“These three things are critical and essential. For those who are out in the community and attached to these essential services, as opposed to those who can work from home, logically it makes sense to immunise or at least offer to immunise them.”
Telecommunications representative group Communications Alliance chief executive John Stanton said field and operational staff required to fix and install equipment, including at aged care homes, should be given early access to the vaccine.
“We have campaigned – with a distinct lack of success – for relevant telco staff to be given appropriate prioritisation for COVID-19 vaccination,” Mr Stanton said.
He said telecommunications services were critical, particularly with more people working and learning from home.
Australian Retailers Association chief executive Paul Zahra has also told the federal government to make retail frontline workers, who have kept food stores stocked despite panic buying, a priority.
“Retail workers have remained at the coalface of the COVID workforce – often as Australians only point of interaction outside the home during lockdowns and restrictions,” Mr Zahra said.
Analysis by the Shop, Distributive and Allied Employees Association earlier this week found 91 per cent of casual contracts in the Fairfield, Liverpool and Canterbury-Bankstown areas of Sydney were in shops or shopping centres, along with 55 per cent of close contacts.
“The NSW government must offer priority vaccination to retail workers to protect their health as well as that of the broader community,” the union’s state secretary Bernie Smith said.
The telecommunications, postal and broadband union CEPU national secretary Greg Rayner and national president Shane Murphy recently sent a letter to Health Minister Greg Hunt requesting post office staff, mail sorters and National Broadband Network technicians are given quick access to the vaccine.
“There would be few categories of workers that are required to have such diverse public interaction in the course of their duties in comparison to our members,” they said.
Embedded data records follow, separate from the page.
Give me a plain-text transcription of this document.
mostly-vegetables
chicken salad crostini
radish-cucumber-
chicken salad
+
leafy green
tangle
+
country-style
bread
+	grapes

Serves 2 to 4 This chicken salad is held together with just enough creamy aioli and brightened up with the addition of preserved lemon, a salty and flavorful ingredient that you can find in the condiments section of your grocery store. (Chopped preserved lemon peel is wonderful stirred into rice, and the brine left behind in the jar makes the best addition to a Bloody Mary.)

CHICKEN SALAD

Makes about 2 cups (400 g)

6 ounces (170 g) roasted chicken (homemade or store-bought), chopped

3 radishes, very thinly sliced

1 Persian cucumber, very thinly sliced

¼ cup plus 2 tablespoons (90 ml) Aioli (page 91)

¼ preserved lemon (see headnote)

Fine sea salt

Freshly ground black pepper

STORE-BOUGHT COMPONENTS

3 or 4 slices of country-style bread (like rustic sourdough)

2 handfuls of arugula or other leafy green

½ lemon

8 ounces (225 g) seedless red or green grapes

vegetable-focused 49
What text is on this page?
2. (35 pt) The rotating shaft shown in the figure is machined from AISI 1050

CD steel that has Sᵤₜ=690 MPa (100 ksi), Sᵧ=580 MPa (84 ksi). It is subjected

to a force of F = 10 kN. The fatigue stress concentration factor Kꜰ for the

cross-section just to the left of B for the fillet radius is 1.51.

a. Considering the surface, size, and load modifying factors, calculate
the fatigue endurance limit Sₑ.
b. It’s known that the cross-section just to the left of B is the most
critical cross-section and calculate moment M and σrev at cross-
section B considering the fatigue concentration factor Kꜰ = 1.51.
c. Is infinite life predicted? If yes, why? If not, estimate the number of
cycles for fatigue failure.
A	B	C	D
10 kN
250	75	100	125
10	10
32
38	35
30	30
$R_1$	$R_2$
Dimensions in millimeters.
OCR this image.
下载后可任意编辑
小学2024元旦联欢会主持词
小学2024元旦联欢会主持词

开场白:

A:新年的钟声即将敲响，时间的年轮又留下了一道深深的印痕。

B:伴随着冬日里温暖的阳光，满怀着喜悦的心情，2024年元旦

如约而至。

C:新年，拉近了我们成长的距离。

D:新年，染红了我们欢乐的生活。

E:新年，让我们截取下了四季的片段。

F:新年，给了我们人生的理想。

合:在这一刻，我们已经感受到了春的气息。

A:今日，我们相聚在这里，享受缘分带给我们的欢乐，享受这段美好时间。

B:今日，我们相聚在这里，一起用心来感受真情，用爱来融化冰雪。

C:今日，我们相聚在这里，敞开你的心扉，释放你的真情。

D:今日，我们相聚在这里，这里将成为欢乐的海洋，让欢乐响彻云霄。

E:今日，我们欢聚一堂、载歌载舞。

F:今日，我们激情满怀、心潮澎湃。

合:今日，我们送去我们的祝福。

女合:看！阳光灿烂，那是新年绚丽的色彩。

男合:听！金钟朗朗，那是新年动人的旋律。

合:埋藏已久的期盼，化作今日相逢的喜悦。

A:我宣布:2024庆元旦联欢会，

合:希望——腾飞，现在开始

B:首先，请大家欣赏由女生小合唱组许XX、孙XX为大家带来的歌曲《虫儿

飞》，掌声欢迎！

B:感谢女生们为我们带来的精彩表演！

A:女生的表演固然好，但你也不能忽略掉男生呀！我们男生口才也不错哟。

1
Australian Road Transport Industrial Organisation NSW secretary-treasurer Laurie D’Apice said “any driver” including those on long-haul trips and short journey deliveries is at risk of COVID and should be considered for early vaccinations.
“They’re going in and out of red zones all the time, so as far as I’m concerned they’ve been real heroes,” Mr D’Apice said. “I’m not saying they’re first responders, but certainly they should have some priority in terms of vaccines.”
Master Builders NSW executive director Brian Seidler said the industry supported prioritisation for its construction workers.